What are some effective and statistically valid ways of comparing the performance of these two models, without having the opportunity at this point to run an experiment pitting the two models against each other in real-time? Would it be a fair comparison to simply prefer the model with the greater AUROC (ignoring other potentially more useful performance metrics for the time being)? The ultimate goal of the model is to rank-order these college graduates, so a statistic like AUROC seems appropriate.

Answer 1

First of all regarding using ROCAUC, it is criticised heavily for not being easy to interpret, prone to class imbalance and famously not being a coherent measure and that it can not be used to compare two classifiers, see h-measure. Interpreting the result of ROCAUC should be practiced with strong caution. So in this case, most probably both models have this differences h-measure refers to. If both parties access to h-measure, that would be a statistically sound way to compare.
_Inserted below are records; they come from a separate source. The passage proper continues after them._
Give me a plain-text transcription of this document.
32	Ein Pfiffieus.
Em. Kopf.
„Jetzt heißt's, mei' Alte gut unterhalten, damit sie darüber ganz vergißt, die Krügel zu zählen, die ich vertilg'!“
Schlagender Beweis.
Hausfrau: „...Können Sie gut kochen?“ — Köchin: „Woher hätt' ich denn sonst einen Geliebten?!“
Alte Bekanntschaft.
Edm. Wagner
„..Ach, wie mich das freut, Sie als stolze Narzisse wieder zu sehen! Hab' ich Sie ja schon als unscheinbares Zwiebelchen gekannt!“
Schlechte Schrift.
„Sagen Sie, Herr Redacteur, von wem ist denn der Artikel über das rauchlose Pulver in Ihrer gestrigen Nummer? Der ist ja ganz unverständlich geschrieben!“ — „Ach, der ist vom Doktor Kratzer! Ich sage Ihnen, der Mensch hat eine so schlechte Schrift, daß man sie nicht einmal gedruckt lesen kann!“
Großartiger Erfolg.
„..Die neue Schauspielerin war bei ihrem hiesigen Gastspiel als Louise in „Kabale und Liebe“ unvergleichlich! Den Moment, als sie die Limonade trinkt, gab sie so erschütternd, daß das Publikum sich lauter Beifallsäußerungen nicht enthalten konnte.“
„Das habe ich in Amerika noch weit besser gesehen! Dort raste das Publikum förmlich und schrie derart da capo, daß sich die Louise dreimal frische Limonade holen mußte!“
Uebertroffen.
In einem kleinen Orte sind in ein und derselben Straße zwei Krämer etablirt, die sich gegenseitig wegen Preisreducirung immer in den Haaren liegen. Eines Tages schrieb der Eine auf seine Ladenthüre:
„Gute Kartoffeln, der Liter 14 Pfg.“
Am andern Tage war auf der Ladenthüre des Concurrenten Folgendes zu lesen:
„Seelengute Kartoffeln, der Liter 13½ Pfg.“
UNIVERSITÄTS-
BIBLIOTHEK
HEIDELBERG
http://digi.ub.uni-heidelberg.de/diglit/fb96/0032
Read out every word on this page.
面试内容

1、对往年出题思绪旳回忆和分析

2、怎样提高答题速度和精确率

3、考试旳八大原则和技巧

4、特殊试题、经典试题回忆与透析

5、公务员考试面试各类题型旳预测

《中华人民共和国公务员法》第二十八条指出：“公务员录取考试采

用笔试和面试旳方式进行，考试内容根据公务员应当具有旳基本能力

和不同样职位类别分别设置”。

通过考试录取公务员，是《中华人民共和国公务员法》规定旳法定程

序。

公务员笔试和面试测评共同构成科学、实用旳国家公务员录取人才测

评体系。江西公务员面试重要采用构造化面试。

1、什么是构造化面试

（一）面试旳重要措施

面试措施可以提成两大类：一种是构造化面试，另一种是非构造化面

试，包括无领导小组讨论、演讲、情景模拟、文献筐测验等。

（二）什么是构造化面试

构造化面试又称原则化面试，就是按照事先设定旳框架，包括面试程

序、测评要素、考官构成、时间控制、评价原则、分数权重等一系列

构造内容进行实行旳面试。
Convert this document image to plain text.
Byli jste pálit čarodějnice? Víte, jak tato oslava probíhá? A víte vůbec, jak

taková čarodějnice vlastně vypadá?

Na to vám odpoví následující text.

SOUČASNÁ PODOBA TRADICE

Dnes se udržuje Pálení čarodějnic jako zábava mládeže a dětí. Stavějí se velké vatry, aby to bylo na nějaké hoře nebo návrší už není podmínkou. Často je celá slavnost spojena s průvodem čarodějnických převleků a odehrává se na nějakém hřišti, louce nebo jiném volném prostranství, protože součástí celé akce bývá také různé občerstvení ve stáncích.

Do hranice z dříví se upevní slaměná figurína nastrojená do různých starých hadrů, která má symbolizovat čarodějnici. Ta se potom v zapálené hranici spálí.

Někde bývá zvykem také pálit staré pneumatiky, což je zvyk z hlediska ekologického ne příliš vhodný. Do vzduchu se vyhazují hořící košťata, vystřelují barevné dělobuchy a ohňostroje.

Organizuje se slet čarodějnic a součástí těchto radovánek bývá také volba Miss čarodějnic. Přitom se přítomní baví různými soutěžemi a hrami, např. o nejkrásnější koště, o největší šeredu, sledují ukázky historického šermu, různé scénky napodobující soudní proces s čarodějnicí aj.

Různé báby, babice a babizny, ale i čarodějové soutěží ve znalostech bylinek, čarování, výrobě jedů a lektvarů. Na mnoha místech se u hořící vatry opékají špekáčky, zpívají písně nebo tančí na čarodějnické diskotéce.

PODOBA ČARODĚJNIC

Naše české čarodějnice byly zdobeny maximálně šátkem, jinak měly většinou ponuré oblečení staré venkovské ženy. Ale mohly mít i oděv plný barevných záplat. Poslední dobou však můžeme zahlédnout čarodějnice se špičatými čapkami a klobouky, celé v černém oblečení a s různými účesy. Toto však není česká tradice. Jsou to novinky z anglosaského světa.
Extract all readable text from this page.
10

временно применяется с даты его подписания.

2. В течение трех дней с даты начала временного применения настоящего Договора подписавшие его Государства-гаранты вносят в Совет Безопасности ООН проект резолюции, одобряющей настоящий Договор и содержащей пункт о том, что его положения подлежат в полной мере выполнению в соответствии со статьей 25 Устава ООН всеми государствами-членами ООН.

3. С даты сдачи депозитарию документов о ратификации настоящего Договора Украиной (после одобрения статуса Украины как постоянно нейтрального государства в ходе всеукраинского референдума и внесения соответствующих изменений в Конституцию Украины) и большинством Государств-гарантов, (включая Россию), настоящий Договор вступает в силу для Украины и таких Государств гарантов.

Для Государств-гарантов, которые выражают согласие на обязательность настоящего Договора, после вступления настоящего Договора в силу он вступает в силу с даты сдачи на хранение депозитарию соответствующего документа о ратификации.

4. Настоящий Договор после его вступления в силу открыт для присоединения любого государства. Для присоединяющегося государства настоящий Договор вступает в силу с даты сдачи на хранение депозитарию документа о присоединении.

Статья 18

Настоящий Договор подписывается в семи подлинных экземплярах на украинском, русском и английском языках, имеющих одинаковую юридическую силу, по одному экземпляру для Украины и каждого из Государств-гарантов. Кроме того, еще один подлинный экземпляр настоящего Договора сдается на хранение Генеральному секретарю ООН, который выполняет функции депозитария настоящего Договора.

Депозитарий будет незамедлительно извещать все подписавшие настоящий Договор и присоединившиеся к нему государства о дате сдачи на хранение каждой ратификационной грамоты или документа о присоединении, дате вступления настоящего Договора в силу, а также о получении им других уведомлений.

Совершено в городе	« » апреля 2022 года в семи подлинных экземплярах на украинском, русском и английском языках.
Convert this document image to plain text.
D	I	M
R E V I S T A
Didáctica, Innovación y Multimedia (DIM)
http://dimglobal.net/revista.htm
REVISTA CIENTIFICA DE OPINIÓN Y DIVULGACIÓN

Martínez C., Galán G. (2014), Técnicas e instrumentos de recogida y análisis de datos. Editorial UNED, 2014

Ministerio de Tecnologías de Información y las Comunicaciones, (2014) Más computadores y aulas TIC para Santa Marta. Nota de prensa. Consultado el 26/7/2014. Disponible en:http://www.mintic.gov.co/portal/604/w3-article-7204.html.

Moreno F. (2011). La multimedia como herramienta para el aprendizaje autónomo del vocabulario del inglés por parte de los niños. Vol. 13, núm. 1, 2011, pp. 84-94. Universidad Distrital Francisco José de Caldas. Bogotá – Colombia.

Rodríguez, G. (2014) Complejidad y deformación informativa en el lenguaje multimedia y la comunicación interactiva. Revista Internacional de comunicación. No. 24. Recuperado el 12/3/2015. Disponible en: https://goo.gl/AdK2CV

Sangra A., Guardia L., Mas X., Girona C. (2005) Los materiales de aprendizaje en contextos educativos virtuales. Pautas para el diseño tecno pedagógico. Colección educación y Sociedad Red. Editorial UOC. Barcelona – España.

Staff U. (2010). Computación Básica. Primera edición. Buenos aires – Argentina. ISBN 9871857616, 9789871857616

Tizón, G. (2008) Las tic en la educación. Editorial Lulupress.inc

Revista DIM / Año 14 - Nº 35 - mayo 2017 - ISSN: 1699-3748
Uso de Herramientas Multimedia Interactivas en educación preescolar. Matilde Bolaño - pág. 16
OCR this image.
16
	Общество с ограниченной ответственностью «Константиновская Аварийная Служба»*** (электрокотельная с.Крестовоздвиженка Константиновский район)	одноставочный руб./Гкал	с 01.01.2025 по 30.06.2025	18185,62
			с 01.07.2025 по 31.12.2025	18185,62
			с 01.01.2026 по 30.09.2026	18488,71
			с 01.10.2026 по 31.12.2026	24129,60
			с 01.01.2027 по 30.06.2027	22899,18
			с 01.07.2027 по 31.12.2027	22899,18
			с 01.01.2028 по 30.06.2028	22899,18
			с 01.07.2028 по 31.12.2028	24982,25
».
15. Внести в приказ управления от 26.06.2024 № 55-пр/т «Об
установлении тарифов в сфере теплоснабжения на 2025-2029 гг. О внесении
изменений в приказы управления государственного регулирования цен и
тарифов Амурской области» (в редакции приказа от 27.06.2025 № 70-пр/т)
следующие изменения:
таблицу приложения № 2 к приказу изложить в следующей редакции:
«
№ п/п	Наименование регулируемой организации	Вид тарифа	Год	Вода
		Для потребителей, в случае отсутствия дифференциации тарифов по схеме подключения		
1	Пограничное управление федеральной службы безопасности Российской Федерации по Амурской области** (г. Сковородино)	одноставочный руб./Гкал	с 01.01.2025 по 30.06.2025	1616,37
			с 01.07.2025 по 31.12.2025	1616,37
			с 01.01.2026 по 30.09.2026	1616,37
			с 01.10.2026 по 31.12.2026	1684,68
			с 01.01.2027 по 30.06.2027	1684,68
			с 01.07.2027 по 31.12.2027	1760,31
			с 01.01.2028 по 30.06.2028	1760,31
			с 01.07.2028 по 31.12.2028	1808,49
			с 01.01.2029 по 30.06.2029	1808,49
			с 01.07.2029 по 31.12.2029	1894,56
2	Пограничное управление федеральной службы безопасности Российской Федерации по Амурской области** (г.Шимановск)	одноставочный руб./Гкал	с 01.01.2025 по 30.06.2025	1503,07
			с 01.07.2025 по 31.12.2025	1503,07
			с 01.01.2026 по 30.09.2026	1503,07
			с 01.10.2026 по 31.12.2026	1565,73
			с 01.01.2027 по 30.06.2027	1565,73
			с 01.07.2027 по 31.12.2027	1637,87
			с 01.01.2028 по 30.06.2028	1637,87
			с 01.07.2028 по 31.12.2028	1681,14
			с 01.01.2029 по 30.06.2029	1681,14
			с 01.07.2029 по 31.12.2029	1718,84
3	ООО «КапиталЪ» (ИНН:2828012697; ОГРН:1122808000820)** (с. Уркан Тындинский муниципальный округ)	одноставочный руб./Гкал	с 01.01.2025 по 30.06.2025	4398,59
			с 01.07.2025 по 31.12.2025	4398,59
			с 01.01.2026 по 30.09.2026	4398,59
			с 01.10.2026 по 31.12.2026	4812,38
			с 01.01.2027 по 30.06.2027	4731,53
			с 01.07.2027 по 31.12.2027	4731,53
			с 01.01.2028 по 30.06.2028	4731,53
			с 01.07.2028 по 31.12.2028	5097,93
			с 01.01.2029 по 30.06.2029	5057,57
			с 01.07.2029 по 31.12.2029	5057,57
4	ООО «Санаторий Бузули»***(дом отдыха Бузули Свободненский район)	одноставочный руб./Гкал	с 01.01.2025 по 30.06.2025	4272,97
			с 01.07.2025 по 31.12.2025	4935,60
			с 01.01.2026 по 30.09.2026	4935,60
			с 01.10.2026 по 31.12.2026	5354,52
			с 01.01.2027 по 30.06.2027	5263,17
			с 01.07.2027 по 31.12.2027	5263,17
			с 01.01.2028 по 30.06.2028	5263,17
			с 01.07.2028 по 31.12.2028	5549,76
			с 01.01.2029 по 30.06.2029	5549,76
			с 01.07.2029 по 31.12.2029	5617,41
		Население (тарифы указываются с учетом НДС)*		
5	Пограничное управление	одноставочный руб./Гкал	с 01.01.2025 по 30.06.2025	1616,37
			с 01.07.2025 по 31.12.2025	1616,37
However, you would need to run models against each other for the most reliable comparison with a matching test set if you have access to both data sets, while comparing two performances conceptually the same thing: a matching test set set that is representative of both model's test set as much as possible, i.e., similarity wise. This can be achieved using some sort of matching algorithm, similar to ones used to create matching sets in propensity score matching.